So, gliding around Oak Lake on a kayak early yesterday morning, my mind flashed onto those two great commandments. From time to time, I’ve wondered about the concept of loving oneself, and projecting that onto one’s neighbours. After all, are we supposed to love ourselves? What if I don’t particularly like myself on a given day? Do I get to treat my neighbour like crap on those days, too?

One way to look at it, is that the job of loving me belongs to God and to our neighbours. My job is to love God and my neighbours. So some years ago, I came up with another interpretation: love your neighbour as you, yourself, are loved by God – unconditionally, slow to anger and quick to forgive, putting his or her own interests ahead of your own.

But there’s something airy-fairy about that interpretation and it’s not exactly in line with Scripture.

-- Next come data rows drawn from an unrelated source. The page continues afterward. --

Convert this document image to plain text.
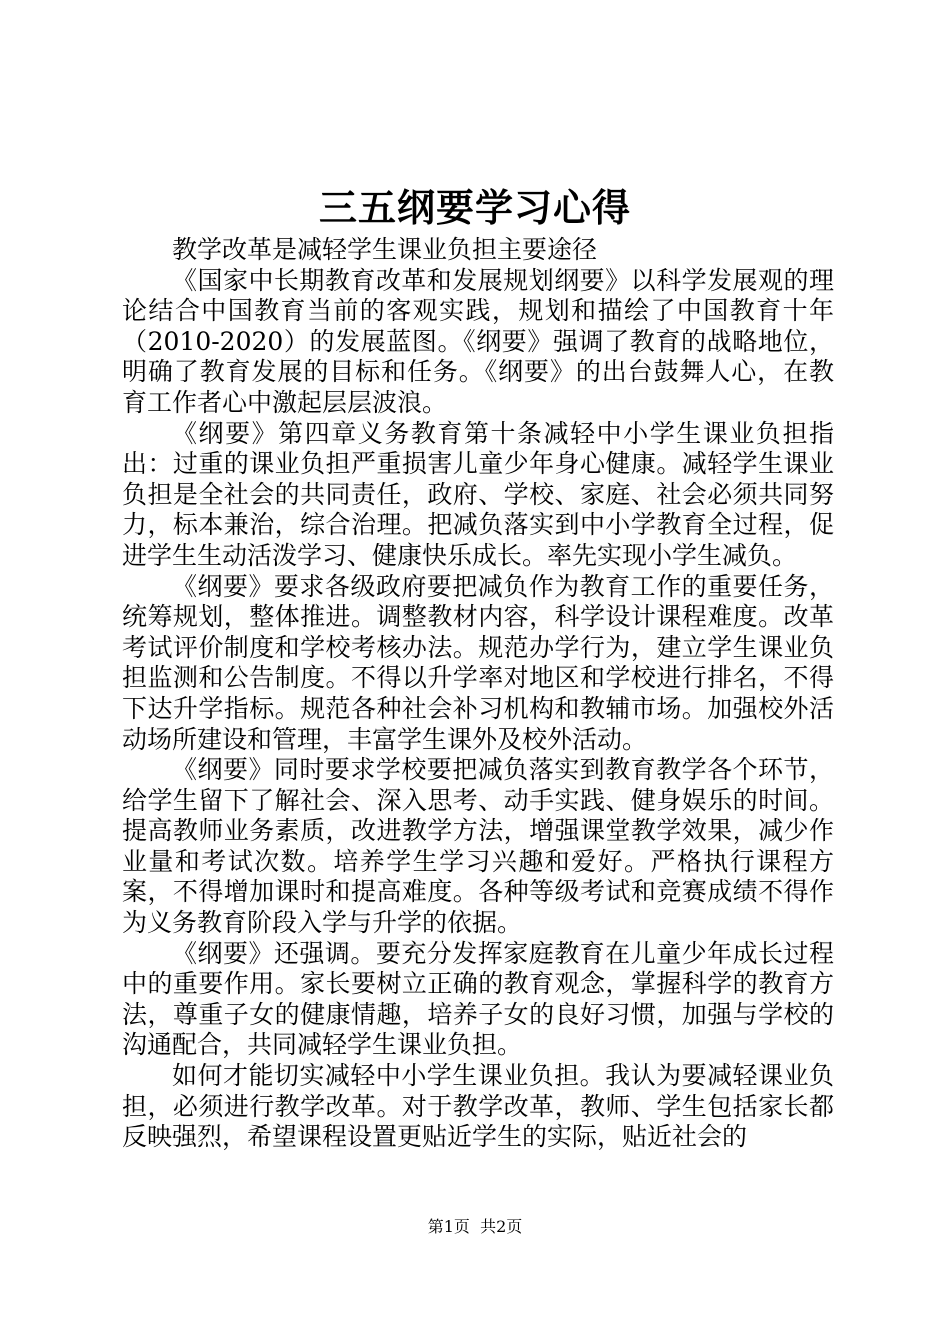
三五纲要学习心得

教学改革是减轻学生课业负担主要途径

《国家中长期教育改革和发展规划纲要》以科学发展观的理论结合中国教育当前的客观实践，规划和描绘了中国教育十年（2010-2020）的发展蓝图。《纲要》强调了教育的战略地位，明确了教育发展的目标和任务。《纲要》的出台鼓舞人心，在教育工作者心中激起层层波浪。

《纲要》第四章义务教育第十条减轻中小学生课业负担指出：过重的课业负担严重损害儿童少年身心健康。减轻学生课业负担是全社会的共同责任，政府、学校、家庭、社会必须共同努力，标本兼治，综合治理。把减负落实到中小学教育全过程，促进学生生动活泼学习、健康快乐成长。率先实现小学生减负。

《纲要》要求各级政府要把减负作为教育工作的重要任务，统筹规划，整体推进。调整教材内容，科学设计课程难度。改革考试评价制度和学校考核办法。规范办学行为，建立学生课业负担监测和公告制度。不得以升学率对地区和学校进行排名，不得下达升学指标。规范各种社会补习机构和教辅市场。加强校外活动场所建设和管理，丰富学生课外及校外活动。

《纲要》同时要求学校要把减负落实到教育教学各个环节，给学生留下了解社会、深入思考、动手实践、健身娱乐的时间。提高教师业务素质，改进教学方法，增强课堂教学效果，减少作业量和考试次数。培养学生学习兴趣和爱好。严格执行课程方案，不得增加课时和提高难度。各种等级考试和竞赛成绩不得作为义务教育阶段入学与升学的依据。

《纲要》还强调。要充分发挥家庭教育在儿童少年成长过程中的重要作用。家长要树立正确的教育观念，掌握科学的教育方法，尊重子女的健康情趣，培养子女的良好习惯，加强与学校的沟通配合，共同减轻学生课业负担。

如何才能切实减轻中小学生课业负担。我认为要减轻课业负担，必须进行教学改革。对于教学改革，教师、学生包括家长都反映强烈，希望课程设置更贴近学生的实际，贴近社会的

第1页 共2页
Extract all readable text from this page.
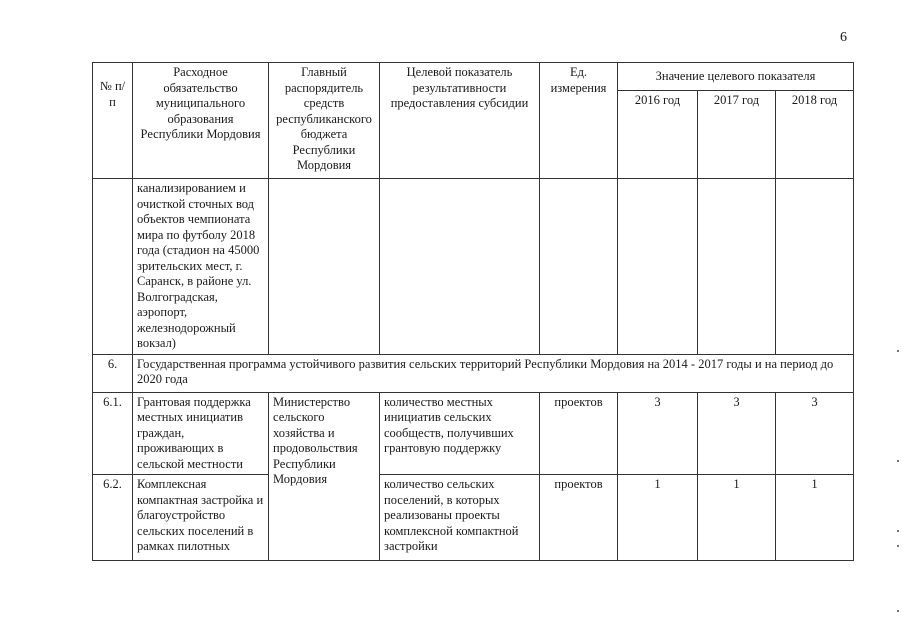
6
№ п/п	Расходное обязательство муниципального образования Республики Мордовия	Главный распорядитель средств республиканского бюджета Республики Мордовия	Целевой показатель результативности предоставления субсидии	Ед. измерения	Значение целевого показателя		
					2016 год	2017 год	2018 год
	канализированием и очисткой сточных вод объектов чемпионата мира по футболу 2018 года (стадион на 45000 зрительских мест, г. Саранск, в районе ул. Волгоградская, аэропорт, железнодорожный вокзал)						
6.	Государственная программа устойчивого развития сельских территорий Республики Мордовия на 2014 - 2017 годы и на период до 2020 года						
6.1.	Грантовая поддержка местных инициатив граждан, проживающих в сельской местности	Министерство сельского хозяйства и продовольствия Республики Мордовия	количество местных инициатив сельских сообществ, получивших грантовую поддержку	проектов	3	3	3
6.2.	Комплексная компактная застройка и благоустройство сельских поселений в рамках пилотных		количество сельских поселений, в которых реализованы проекты комплексной компактной застройки	проектов	1	1	1
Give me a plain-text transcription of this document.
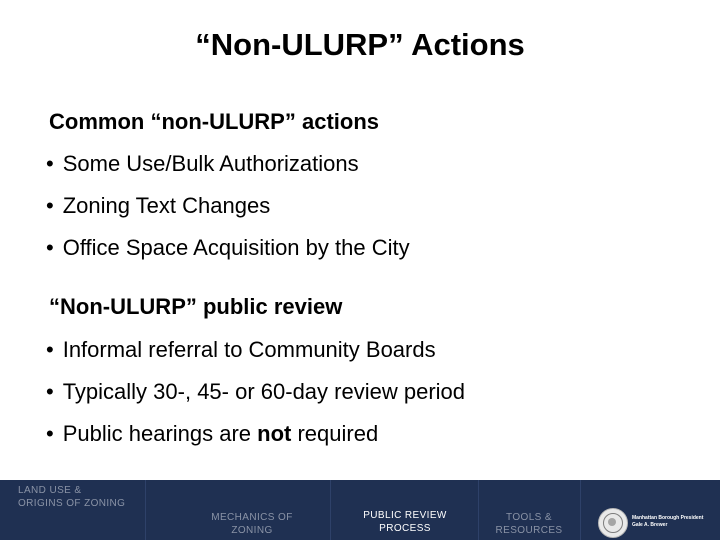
“Non-ULURP” Actions
Common “non-ULURP” actions
• Some Use/Bulk Authorizations
• Zoning Text Changes
• Office Space Acquisition by the City
“Non-ULURP” public review
• Informal referral to Community Boards
• Typically 30-, 45- or 60-day review period
• Public hearings are not required
LAND USE &
ORIGINS OF ZONING
MECHANICS OF
ZONING
PUBLIC REVIEW
PROCESS
TOOLS &
RESOURCES
Manhattan Borough President
Gale A. Brewer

Instead, isn’t Jesus calling us to take our natural narcissistic tendencies and turn them inside out, projecting them on everyone else around us?

But here’s another way of looking at that. God knows – Jesus knows – that we do love ourselves, in that we look out for our own interests first. We defend ourselves, we lie to protect ourselves, when we do something wrong, we come up with a million and one reasons to rationalize the action or mitigate the damage; we sacrifice someone else’s convenience for the sake of a “better offer” or “what works for us”.

Jesus’ Second Great Commandment calls on us to take that “me first” concept and apply it to the people around us. Love your neighbour as yourself.

We’ve always been self-centered, but it seems like our generation, with its fixation on “identity” and a worldly concept of “freedom”, has pushed the boundaries further than ever before.

The two Greatest Commandments. Something we need to embrace, and cling to.